Spanish woman raised by wrong family seeks damages for baby swap mistake

newborn baby in incubator
Both the babies were born underweight and were placed in incubators. Photograph: Diyan Nenov/Alamy Stock Photo

A woman is seeking €3m (£2.5m) in damages from a regional health department in northern Spain after it emerged that she and another baby were accidentally handed to the wrong families hours after they were born almost two decades ago.

The maternity ward mix-up, which health authorities in the La Rioja region have attributed to “human error”, came to light by chance after a DNA test.

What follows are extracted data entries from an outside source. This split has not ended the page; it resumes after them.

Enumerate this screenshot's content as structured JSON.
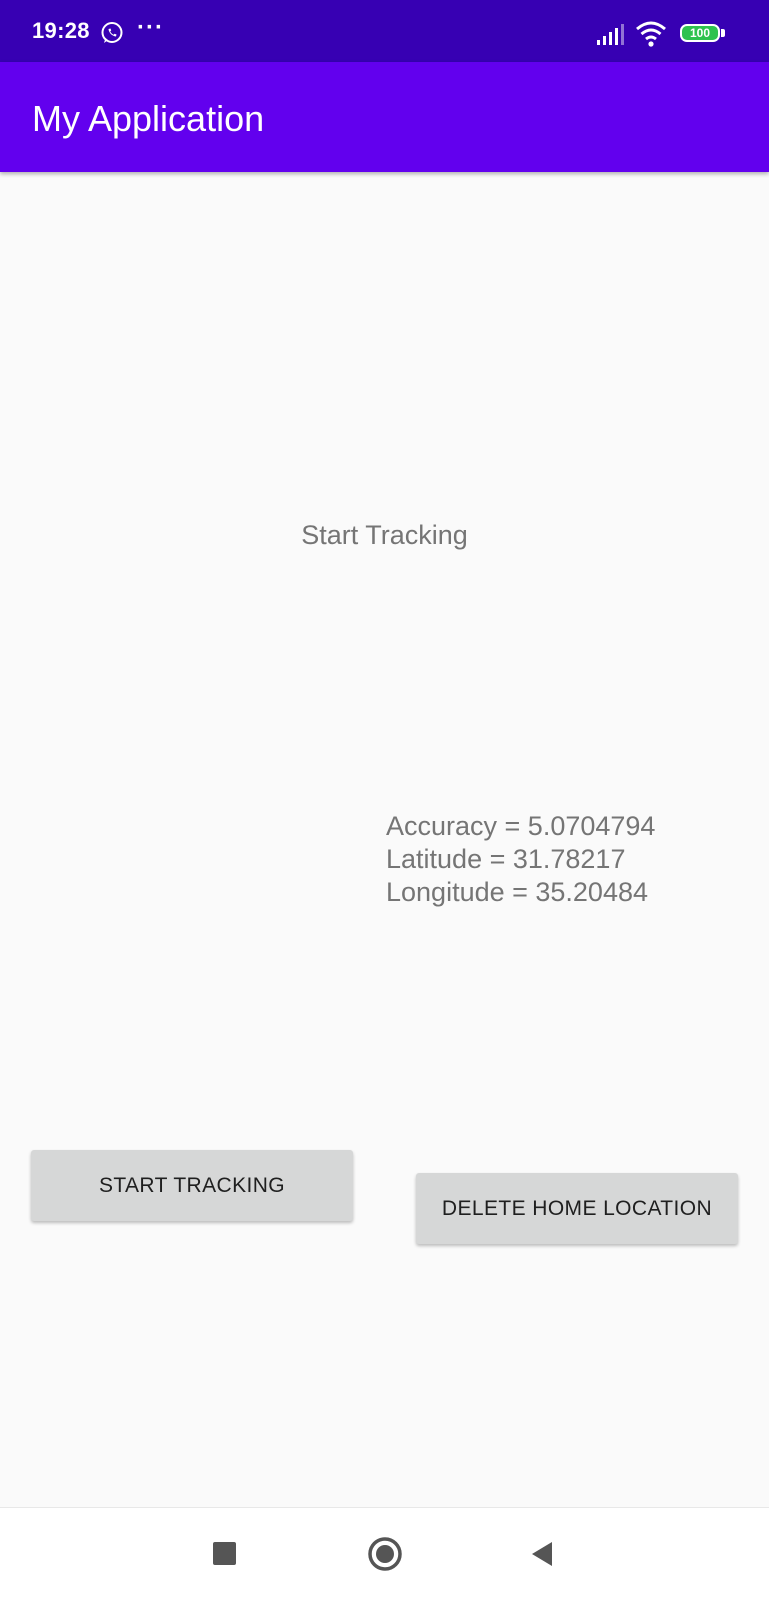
{
  "status_bar": {
    "time": "19:28",
    "more": "···",
    "battery_level": "100",
    "icons": [
      "whatsapp-icon",
      "signal-icon",
      "wifi-icon",
      "battery-icon"
    ]
  },
  "app_bar": {
    "title": "My Application"
  },
  "main": {
    "status_label": "Start Tracking",
    "location": {
      "accuracy": "Accuracy = 5.0704794",
      "latitude": "Latitude = 31.78217",
      "longitude": "Longitude = 35.20484"
    },
    "buttons": {
      "start_tracking": "START TRACKING",
      "delete_home_location": "DELETE HOME LOCATION"
    }
  },
  "nav_bar": {
    "icons": [
      "recents-icon",
      "home-icon",
      "back-icon"
    ]
  },
  "colors": {
    "status_bar": "#3700b3",
    "app_bar": "#6200ee",
    "button_bg": "#d6d7d7",
    "text_secondary": "#757575"
  }
}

The babies were born five hours apart in a hospital in La Rioja in 2002, and were both placed in incubators because they were underweight. One went to live with parents, while the other was raised by a woman she believed to be her grandmother. Neither has been identified in the ongoing legal proceedings.

The switch, which was reported by the La Rioja newspaper, was discovered four years ago after the grandmother of the latter girl complained that her father was not fulfilling his responsibilities. The complaint involved a DNA test, which established that he was not the girl’s father. A subsequent DNA test then showed she was not the child of the woman she thought was her mother.

The discovery prompted an investigation by the regional health authority, which concluded there was only one other baby with whom she could have been accidentally switched.

“It was a human error and we haven’t been able to find out who was to blame,” Sara Alba, La Rioja’s regional health chief, told a news conference on Tuesday.

“The systems back then were different and weren’t as computerised as they are now,” Alba said, offering assurances it could not happen again.

La Rioja newspaper reported that the other woman who was handed to the wrong parents had been informed of the mistake.

The complainant’s lawyer, José Sáez Morga, said his 19-year-old client was seeking the €3m in damages because she had suffered “negligence so serious that it speaks for itself”.